"Das ist ein Lügenstaat" Geburtstagsparty im Kosovo
17.02.2009, 15:21 UhrAlbaner und Serben im Kosovo haben den ersten Jahrestag der Unabhängigkeit des jüngsten europäischen Staates sehr gegensätzlich begangen. Während Hunderttausende Albaner ausgelassen in den Straßen feierten und ihre Politiker gemeinsam mit ausländischen Botschaftern die Sektkorken knallen ließen, demonstrierten die Serben Stärke. Zahlreiche Abgeordnete des Parlaments des Nachbarstaates Serbien trafen sich bei der Kosovo-Stadt Mitrovica zu einer Sondersitzung, um die Unabhängigkeit dieser früheren serbischen Provinz aus ihrer Sicht für null und nichtig zu erklären.

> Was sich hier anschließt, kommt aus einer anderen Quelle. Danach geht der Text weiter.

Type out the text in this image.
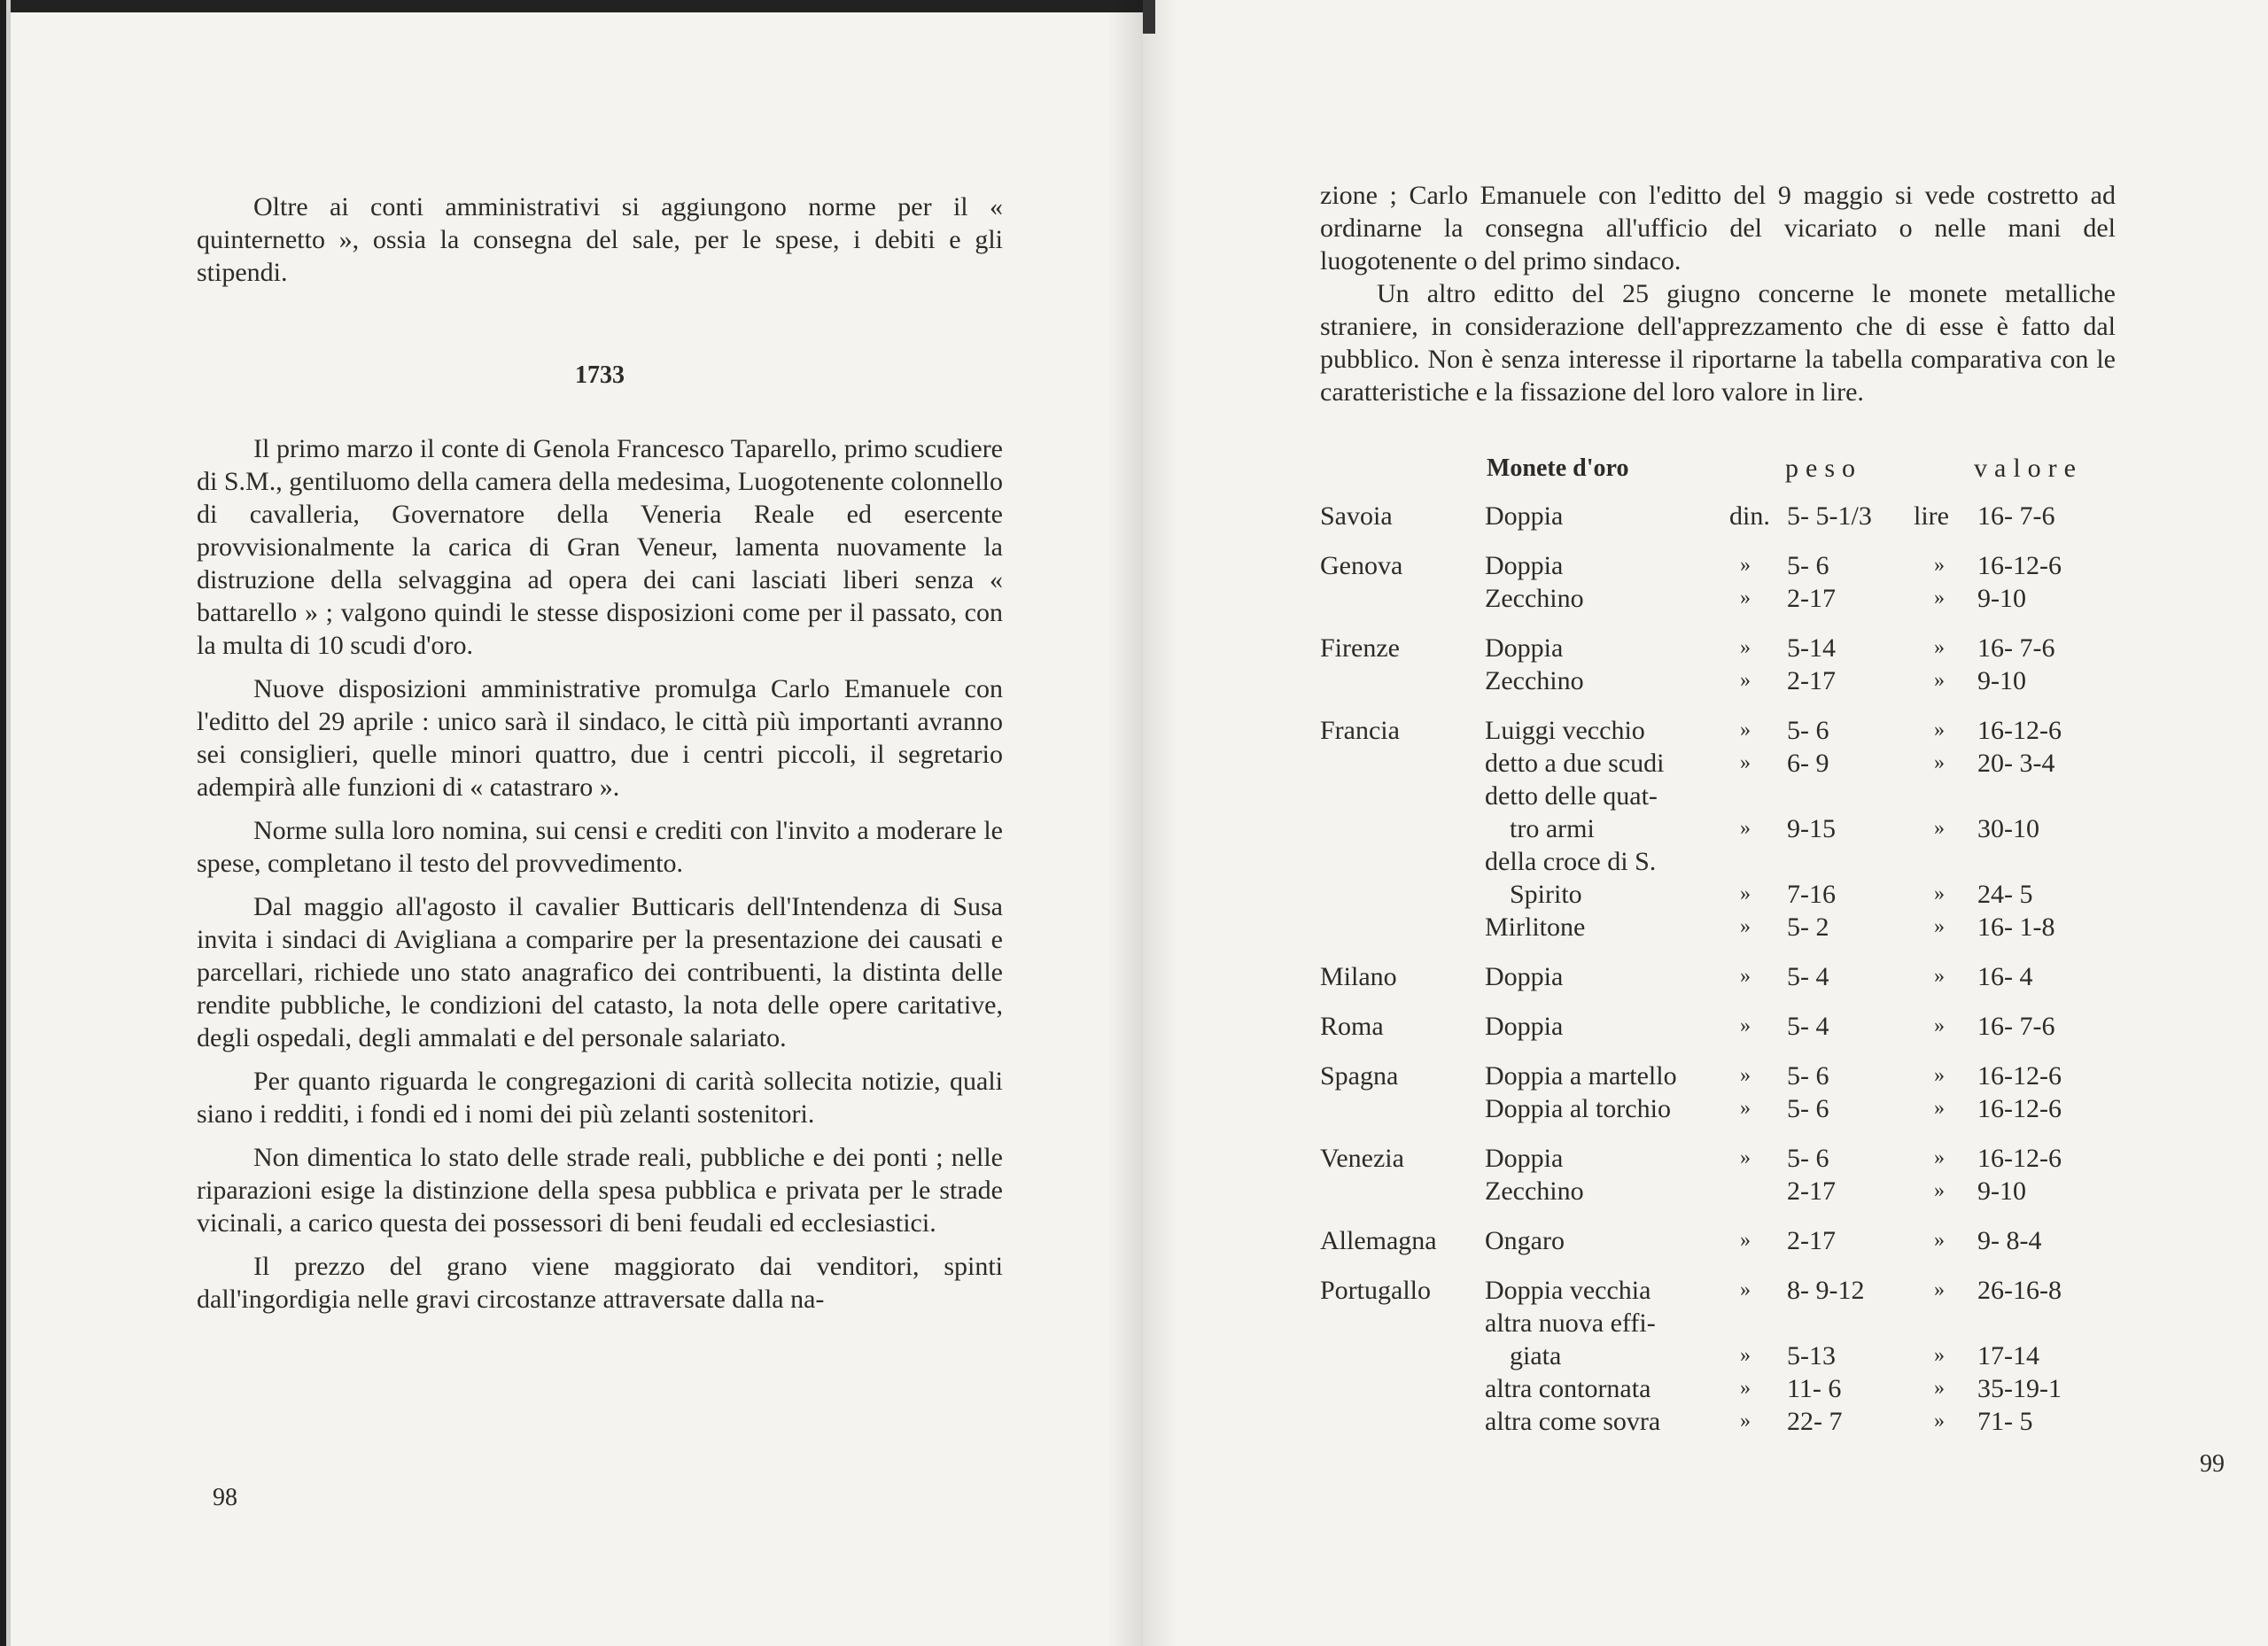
Oltre ai conti amministrativi si aggiungono norme per il « quinternetto », ossia la consegna del sale, per le spese, i debiti e gli stipendi.

1733

Il primo marzo il conte di Genola Francesco Taparello, primo scudiere di S.M., gentiluomo della camera della medesima, Luogotenente colonnello di cavalleria, Governatore della Veneria Reale ed esercente provvisionalmente la carica di Gran Veneur, lamenta nuovamente la distruzione della selvaggina ad opera dei cani lasciati liberi senza « battarello » ; valgono quindi le stesse disposizioni come per il passato, con la multa di 10 scudi d'oro.

Nuove disposizioni amministrative promulga Carlo Emanuele con l'editto del 29 aprile : unico sarà il sindaco, le città più importanti avranno sei consiglieri, quelle minori quattro, due i centri piccoli, il segretario adempirà alle funzioni di « catastraro ».

Norme sulla loro nomina, sui censi e crediti con l'invito a moderare le spese, completano il testo del provvedimento.

Dal maggio all'agosto il cavalier Butticaris dell'Intendenza di Susa invita i sindaci di Avigliana a comparire per la presentazione dei causati e parcellari, richiede uno stato anagrafico dei contribuenti, la distinta delle rendite pubbliche, le condizioni del catasto, la nota delle opere caritative, degli ospedali, degli ammalati e del personale salariato.

Per quanto riguarda le congregazioni di carità sollecita notizie, quali siano i redditi, i fondi ed i nomi dei più zelanti sostenitori.

Non dimentica lo stato delle strade reali, pubbliche e dei ponti ; nelle riparazioni esige la distinzione della spesa pubblica e privata per le strade vicinali, a carico questa dei possessori di beni feudali ed ecclesiastici.

Il prezzo del grano viene maggiorato dai venditori, spinti dall'ingordigia nelle gravi circostanze attraversate dalla na-

98

zione ; Carlo Emanuele con l'editto del 9 maggio si vede costretto ad ordinarne la consegna all'ufficio del vicariato o nelle mani del luogotenente o del primo sindaco.

Un altro editto del 25 giugno concerne le monete metalliche straniere, in considerazione dell'apprezzamento che di esse è fatto dal pubblico. Non è senza interesse il riportarne la tabella comparativa con le caratteristiche e la fissazione del loro valore in lire.

Monete d'oro	peso	valore
Savoia	Doppia	din. 5- 5-1/3 lire 16- 7-6
Genova	Doppia	» 5- 6	» 16-12-6
Zecchino	» 2-17	» 9-10
Firenze	Doppia	» 5-14	» 16- 7-6
Zecchino	» 2-17	» 9-10
Francia	Luiggi vecchio	» 5- 6	» 16-12-6
detto a due scudi	» 6- 9	» 20- 3-4
detto delle quat-
tro armi	» 9-15	» 30-10
della croce di S.
Spirito	» 7-16	» 24- 5
Mirlitone	» 5- 2	» 16- 1-8
Milano	Doppia	» 5- 4	» 16- 4
Roma	Doppia	» 5- 4	» 16- 7-6
Spagna	Doppia a martello	» 5- 6	» 16-12-6
Doppia al torchio	» 5- 6	» 16-12-6
Venezia	Doppia	» 5- 6	» 16-12-6
Zecchino	2-17	» 9-10
Allemagna Ongaro	» 2-17	» 9- 8-4
Portugallo Doppia vecchia	» 8- 9-12	» 26-16-8
altra nuova effi-
giata	» 5-13	» 17-14
altra contornata	» 11- 6	» 35-19-1
altra come sovra	» 22- 7	» 71- 5
99
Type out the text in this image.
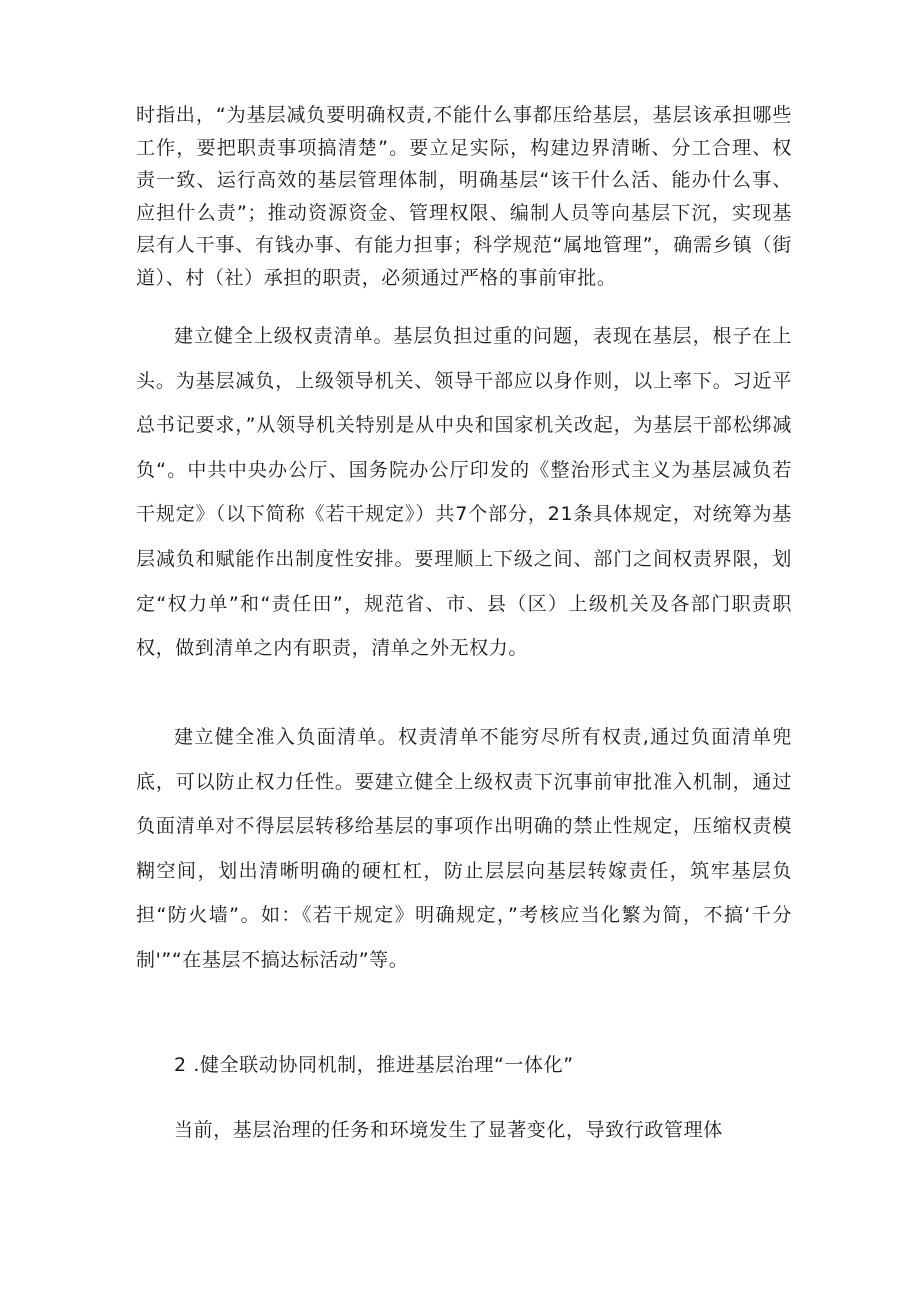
时指出，“为基层减负要明确权责,不能什么事都压给基层，基层该承担哪些工作，要把职责事项搞清楚”。要立足实际，构建边界清晰、分工合理、权责一致、运行高效的基层管理体制，明确基层“该干什么活、能办什么事、应担什么责”；推动资源资金、管理权限、编制人员等向基层下沉，实现基层有人干事、有钱办事、有能力担事；科学规范“属地管理”，确需乡镇（街道）、村（社）承担的职责，必须通过严格的事前审批。

建立健全上级权责清单。基层负担过重的问题，表现在基层，根子在上头。为基层减负，上级领导机关、领导干部应以身作则，以上率下。习近平总书记要求，”从领导机关特别是从中央和国家机关改起，为基层干部松绑减负“。中共中央办公厅、国务院办公厅印发的《整治形式主义为基层减负若干规定》（以下简称《若干规定》）共7个部分，21条具体规定，对统筹为基层减负和赋能作出制度性安排。要理顺上下级之间、部门之间权责界限，划定“权力单”和“责任田”，规范省、市、县（区）上级机关及各部门职责职权，做到清单之内有职责，清单之外无权力。

建立健全准入负面清单。权责清单不能穷尽所有权责,通过负面清单兜底，可以防止权力任性。要建立健全上级权责下沉事前审批准入机制，通过负面清单对不得层层转移给基层的事项作出明确的禁止性规定，压缩权责模糊空间，划出清晰明确的硬杠杠，防止层层向基层转嫁责任，筑牢基层负担“防火墙”。如：《若干规定》明确规定，”考核应当化繁为简，不搞‘千分制'”“在基层不搞达标活动”等。

2 .健全联动协同机制，推进基层治理“一体化”

当前，基层治理的任务和环境发生了显著变化，导致行政管理体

"Das war ein historischer Moment nach so viel Arbeit und Opfern, die eine ganze Reihe von Generationen erbracht haben", sagte Staatschef Fatmir Sejdiu bei einer Sondersitzung des Kosovo-Parlaments in Pristina: "Damit wurde ein schwieriges Kapitel unserer Geschichte mit so viel menschlichem Leid und Verwüstung geschlossen." Der kosovarische Präsident kritisierte die Haltung Serbiens, das die Unabhängigkeit des Kleinstaats weiterhin ablehnt. "Gedanken von Konflikt und Hass beherrschen weiterhin die Köpfe und Institutionen in Serbien", sagte Sejdiu vor den Abgeordneten. "Heute ist der Geburtstag von uns allen", jubelte auch Regierungschef Hashim Thaci. "Das ist der erste Jahrestag unseres stolzen, unabhängigen und freien Landes".
"Das ist ein Lügenstaat"
In der Nähe der Serben-Hochburg Mitrovica im Norden Kosovos traten viele Abgeordnete aus der früheren "Mutterrepublik" Serbien gemeinsam mit den Parlamentariern ihrer Kosovo-Landsleute zusammen. Die nationalistische Opposition war fast geschlossen vertreten. Von den Regierungsparteien waren nur vereinzelt Abgeordnete aus Belgrad angereist. Damit solle bewiesen werden, dass Kosovo nach wie vor zu Serbien gehört, begründeten viele Spitzenpolitiker in Belgrad die Sitzung in dem eigentlich souveränen Kosovo-Staat. "Das ist ein Lügenstaat", den wir niemals anerkennen werden, hieß es in allen Medien in Belgrad.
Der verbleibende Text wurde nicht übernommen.